Downloading a PDF that uses JavaScript in its link

rdlsmith · November 7, 2010, 1:27am

I’m a member of www.investors.com (the on-line home of Investor’s Business Daily, IBD) and as such I like to download the paper every day it’s available. I’d like to be able to script this. ( Because a spring loaded web page just isn’t good enough. )

At first I thought authentication would be the issue but I found I can authenticate through the browser (Safari) and save the password to the keychain and I’m in. I’d like other options as to authentication but for now and to keep this focused I’ll limit this thread to just getting the download correct.

Because the Safari browser stores my password I can load the following link and go straight to where I need to download my nightly PDF:

http://www.investors.com/MyIBD/RecentIssues.aspx

If I context click the most recent link and “copy link” as of this writing I see the following.

http://eibd.investors.com/pdf/eIBD110810.pdf#page=1

Using this code:



-- http://eibd.investors.com/pdf/eIBD110810.pdf

display dialog "Download URL" default answer (return & return) buttons {"Cancel", "Download"} default button 2
set theURL to text returned of the result
set theName to text -((offset of "/" in (reverse of characters of theURL) as text) - 1) thru -1 of theURL

set theFile to (choose file name default name theName default location (path to desktop folder))
tell application "URL Access Scripting" to download theURL to theFile replacing yes

--do shell script "/usr/bin/curl " & theURL & " -o " & quoted form of POSIX path of theFile

I feed it the link (http://eibd.investors.com/pdf/eIBD110810.pdf) and it does indeed save a file but not all of it. Something like 4KB when it should be much larger. My browser is open and I am authenticated to the page. I do get an error message when that is not the case.

I tried the do shell as well, same results.

This might be of use, here’s the view source of the page and link:

                <li>                    
                    Monday - 11/08/2010
                     ( 
                    <a href="http://eibd.investors.com/pdf/eIBD110810.pdf#page=1" target="_blank" onclick="javascript:__doPostBack('PDF', ''); return true;">PDF</a>
                     )
                </li>

If, in Safari, I manually context click that link I can use the “Download Linked File As…” menu option and download the PDF. If I just click the link, it opens the PDF in the browser. I never use the second option as I prefer to download the file.

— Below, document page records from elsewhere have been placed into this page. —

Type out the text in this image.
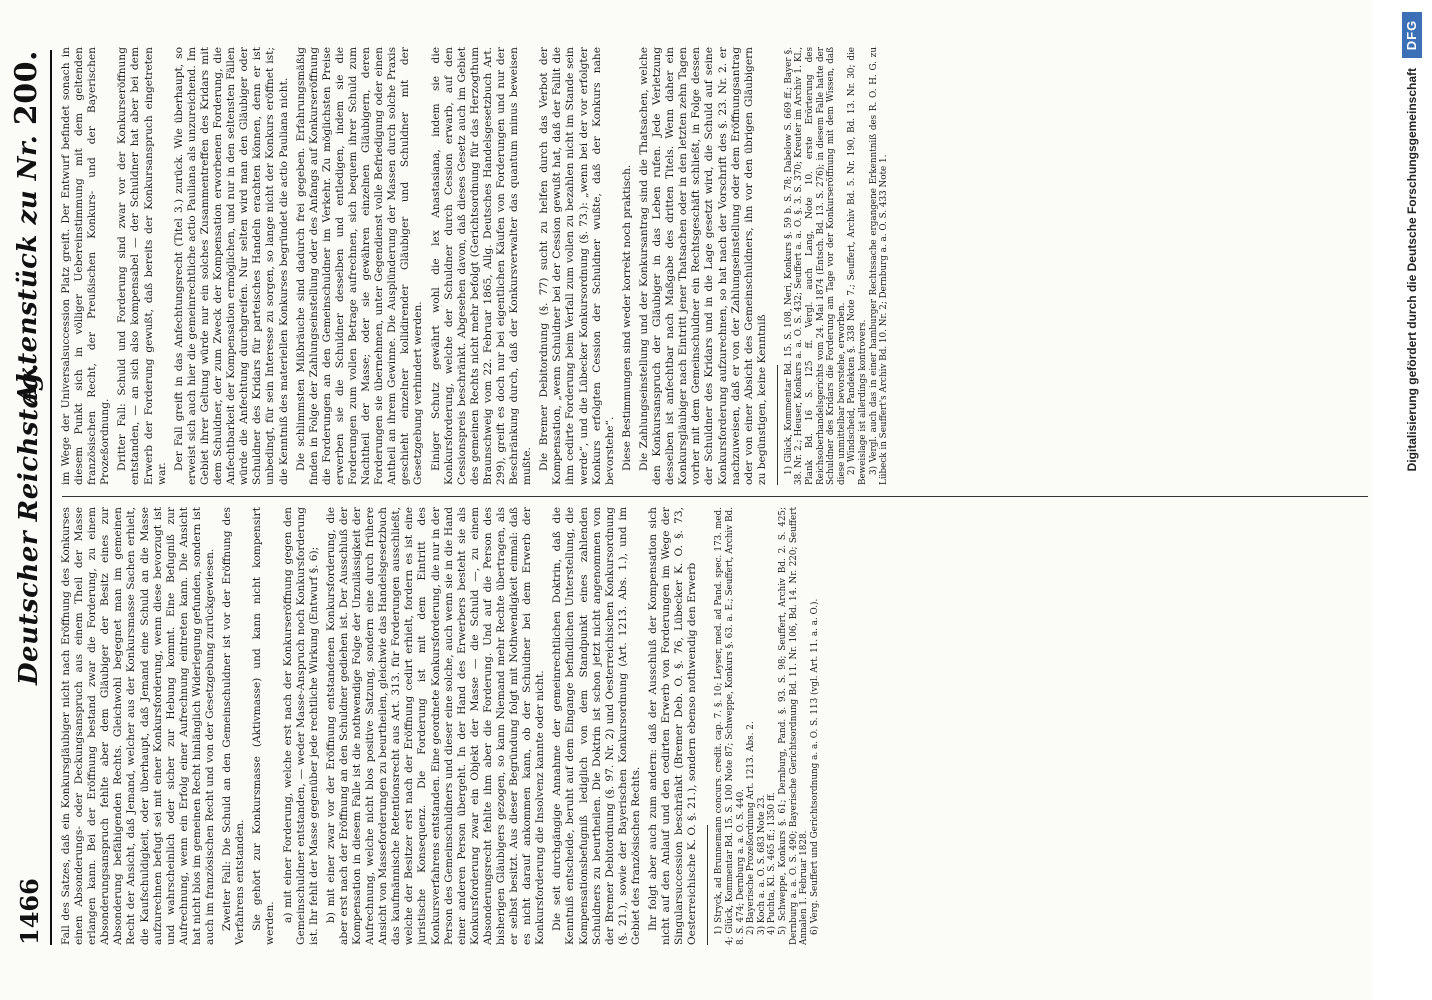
1466
Deutscher Reichstag.
Aktenstück zu Nr. 200.

Fall des Satzes, daß ein Konkursgläubiger nicht nach Eröffnung des Konkurses einen Absonderungs- oder Deckungsanspruch aus einem Theil der Masse erlangen kann. Bei der Eröffnung bestand zwar die Forderung, zu einem Absonderungsanspruch fehlte aber dem Gläubiger der Besitz eines zur Absonderung befähigenden Rechts. Gleichwohl begegnet man im gemeinen Recht der Ansicht, daß Jemand, welcher aus der Konkursmasse Sachen erhielt, die Kaufschuldigkeit, oder überhaupt, daß Jemand eine Schuld an die Masse aufzurechnen befugt sei mit einer Konkursforderung, wenn diese bevorzugt ist und wahrscheinlich oder sicher zur Hebung kommt. Eine Befugniß zur Aufrechnung, wenn ein Erfolg einer Aufrechnung eintreten kann. Die Ansicht hat nicht blos im gemeinen Recht hinlänglich Widerlegung gefunden, sondern ist auch im französischen Recht und von der Gesetzgebung zurückgewiesen. Zweiter Fall: Die Schuld an den Gemeinschuldner ist vor der Eröffnung des Verfahrens entstanden. Sie gehört zur Konkursmasse (Aktivmasse) und kann nicht kompensirt werden.

a) mit einer Forderung, welche erst nach der Konkurseröffnung gegen den Gemeinschuldner entstanden, — weder Masse-Anspruch noch Konkursforderung ist. Ihr fehlt der Masse gegenüber jede rechtliche Wirkung (Entwurf §. 6); b) mit einer zwar vor der Eröffnung entstandenen Konkursforderung, die aber erst nach der Eröffnung an den Schuldner gediehen ist. Der Ausschluß der Kompensation in diesem Falle ist die nothwendige Folge der Unzulässigkeit der Aufrechnung, welche nicht blos positive Satzung, sondern eine durch frühere Ansicht von Masseforderungen zu beurtheilen, gleichwie das Handelsgesetzbuch das kaufmännische Retentionsrecht aus Art. 313. für Forderungen ausschließt, welche der Besitzer erst nach der Eröffnung cedirt erhielt, fordern es ist eine juristische Konsequenz. Die Forderung ist mit dem Eintritt des Konkursverfahrens entstanden. Eine geordnete Konkursforderung, die nur in der Person des Gemeinschuldners und dieser eine solche, auch wenn sie in die Hand einer anderen Person übergeht. In der Hand des Erwerbers besteht sie als Konkursforderung zwar ein Objekt der Masse — die Schuld —, zu einem Absonderungsrecht fehlte ihm aber die Forderung. Und auf die Person des bisherigen Gläubigers gezogen, so kann Niemand mehr Rechte übertragen, als er selbst besitzt. Aus dieser Begründung folgt mit Nothwendigkeit einmal: daß es nicht darauf ankommen kann, ob der Schuldner bei dem Erwerb der Konkursforderung die Insolvenz kannte oder nicht. Die seit durchgängige Annahme der gemeinrechtlichen Doktrin, daß die Kenntniß entscheide, beruht auf dem Eingange befindlichen Unterstellung, die Kompensationsbefugniß lediglich von dem Standpunkt eines zahlenden Schuldners zu beurtheilen. Die Doktrin ist schon jetzt nicht angenommen von der Bremer Debitordnung (§. 97. Nr. 2) und Oesterreichischen Konkursordnung (§. 21.), sowie der Bayerischen Konkursordnung (Art. 1213. Abs. 1.), und im Gebiet des französischen Rechts. Ihr folgt aber auch zum andern: daß der Ausschluß der Kompensation sich nicht auf den Anlauf und den cedirten Erwerb von Forderungen im Wege der Singularsuccession beschränkt (Bremer Deb. O. §. 76, Lübecker K. O. §. 73, Oesterreichische K. O. §. 21.), sondern ebenso nothwendig den Erwerb 1) Stryck, ad Brunnemann concurs. credit. cap. 7. §. 10; Leyser, med. ad Pand. spec. 173. med. 4; Glück, Kommentar Bd. 15. S. 100 Note 87; Schweppe, Konkurs §. 63. a. E.; Seuffert, Archiv Bd. 8. S. 474; Dernburg a. a. O. S. 440. 2) Bayerische Prozeßordnung Art. 1213. Abs. 2. 3) Koch a. a. O. S. 683 Note 23. 4) Puchta, Kl. S. 465 ff.; 1350 ff. 5) Schweppe, Konkurs §. 61; Dernburg, Pand. §. 93. S. 98; Seuffert, Archiv Bd. 2. S. 425; Dernburg a. a. O. S. 490; Bayerische Gerichtsordnung Bd. 11. Nr. 106, Bd. 14. Nr. 220; Seuffert Annalen 1. Februar 1828. 6) Verg. Seuffert und Gerichtsordnung a. a. O. S. 113 (vgl. Art. 11. a. a. O.).

im Wege der Universalsuccession Platz greift. Der Entwurf befindet sonach in diesem Punkt sich in völliger Uebereinstimmung mit dem geltenden französischen Recht, der Preußischen Konkurs- und der Bayerischen Prozeßordnung. Dritter Fall: Schuld und Forderung sind zwar vor der Konkurseröffnung entstanden, — an sich also kompensabel — der Schuldner hat aber bei dem Erwerb der Forderung gewußt, daß bereits der Konkursanspruch eingetreten war.

Der Fall greift in das Anfechtungsrecht (Titel 3.) zurück. Wie überhaupt, so erweist sich auch hier die gemeinrechtliche actio Pauliana als unzureichend. Im Gebiet ihrer Geltung würde nur ein solches Zusammentreffen des Kridars mit dem Schuldner, der zum Zweck der Kompensation erworbenen Forderung, die Anfechtbarkeit der Kompensation ermöglichen, und nur in den seltensten Fällen würde die Anfechtung durchgreifen. Nur selten wird man den Gläubiger oder Schuldner des Kridars für parteisches Handeln erachten können, denn er ist unbedingt, für sein Interesse zu sorgen, so lange nicht der Konkurs eröffnet ist; die Kenntniß des materiellen Konkurses begründet die actio Pauliana nicht. Die schlimmsten Mißbräuche sind dadurch frei gegeben. Erfahrungsmäßig finden in Folge der Zahlungseinstellung oder des Anfangs auf Konkurseröffnung die Forderungen an den Gemeinschuldner im Verkehr. Zu möglichsten Preise erwerben sie die Schuldner desselben und entledigen, indem sie die Forderungen zum vollen Betrage aufrechnen, sich bequem ihrer Schuld zum Nachtheil der Masse; oder sie gewähren einzelnen Gläubigern, deren Forderungen sie übernehmen, unter Gegendienst volle Befriedigung oder einen Antheil an ihrem Gewinne. Die Ausplünderung der Massen durch solche Praxis geschieht einzelner kollidirender Gläubiger und Schuldner mit der Gesetzgebung verhindert werden. Einiger Schutz gewährt wohl die lex Anastasiana, indem sie die Konkursforderung, welche der Schuldner durch Cession erwarb, auf den Cessionspreis beschränkt. Abgesehen davon, daß dieses Gesetz auch im Gebiet des gemeinen Rechts nicht mehr befolgt (Gerichtsordnung für das Herzogthum Braunschweig vom 22. Februar 1865, Allg. Deutsches Handelsgesetzbuch Art. 299), greift es doch nur bei eigentlichen Käufen von Forderungen und nur der Beschränkung durch, daß der Konkursverwalter das quantum minus beweisen mußte. Die Bremer Debitordnung (§. 77) sucht zu helfen durch das Verbot der Kompensation, „wenn Schuldner bei der Cession gewußt hat, daß der Fallit die ihm cedirte Forderung beim Verfall zum vollen zu bezahlen nicht im Stande sein werde“, und die Lübecker Konkursordnung (§. 73.): „wenn bei der vor erfolgter Konkurs erfolgten Cession der Schuldner wußte, daß der Konkurs nahe bevorstehe“. Diese Bestimmungen sind weder korrekt noch praktisch. Die Zahlungseinstellung und der Konkursantrag sind die Thatsachen, welche den Konkursanspruch der Gläubiger in das Leben rufen. Jede Verletzung desselben ist anfechtbar nach Maßgabe des dritten Titels. Wenn daher ein Konkursgläubiger nach Eintritt jener Thatsachen oder in den letzten zehn Tagen vorher mit dem Gemeinschuldner ein Rechtsgeschäft schließt, in Folge dessen der Schuldner des Kridars und in die Lage gesetzt wird, die Schuld auf seine Konkursforderung aufzurechnen, so hat nach der Vorschrift des §. 23. Nr. 2. er nachzuweisen, daß er von der Zahlungseinstellung oder dem Eröffnungsantrag oder von einer Absicht des Gemeinschuldners, ihn vor den übrigen Gläubigern zu begünstigen, keine Kenntniß 1) Glück, Kommentar Bd. 15. S. 108, Neri, Konkurs §. 59 b. S. 78; Dabelow S. 669 ff.; Bayer §. 38. Nr. 2.; Heuser, Konkurs a. a. O. S. 432; Seuffert a. a. O. §. 3. S. 370; Kreuter im Archiv 1. Kl., Plank Bd. 16 S. 125 ff. Vergl. auch Lang, Note 10. erste Erörterung des Reichsoberhandelsgerichts vom 24. Mai 1874 (Entsch. Bd. 13. S. 276); in diesem Falle hatte der Schuldner des Kridars die Forderung am Tage vor der Konkurseröffnung mit dem Wissen, daß diese unmittelbar bevorstehe, erworben. 2) Windscheid, Pandekten §. 338 Note 7.; Seuffert, Archiv Bd. 5. Nr. 190, Bd. 13. Nr. 30; die Beweislage ist allerdings kontrovers. 3) Vergl. auch das in einer hamburger Rechtssache ergangene Erkenntniß des R. O. H. G. zu Lübeck in Seuffert's Archiv Bd. 10. Nr. 2; Dernburg a. a. O. S. 433 Note 1.	Digitalisierung gefördert durch die Deutsche Forschungsgemeinschaft
DFG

So I’m looking for options. I suppose if I could script an automator that would load the page and download the most recent every night, that would be great. If I could get it to work. Automator blows up (exits) the record mode whenever I click that link. I know less about automator than AppleScript and only tried hoping I could save some actions as script and learn from them.

Even better, I’d like to write an AppleScript Application as I think I would understand that better. I have many hurdles to overcome here but the first is just downloading the file. Technically, the script does create a file but I have no idea if it’s really downloading anything. The format is invalid when trying to open.

I appreciate any efforts to help me resolve this issue.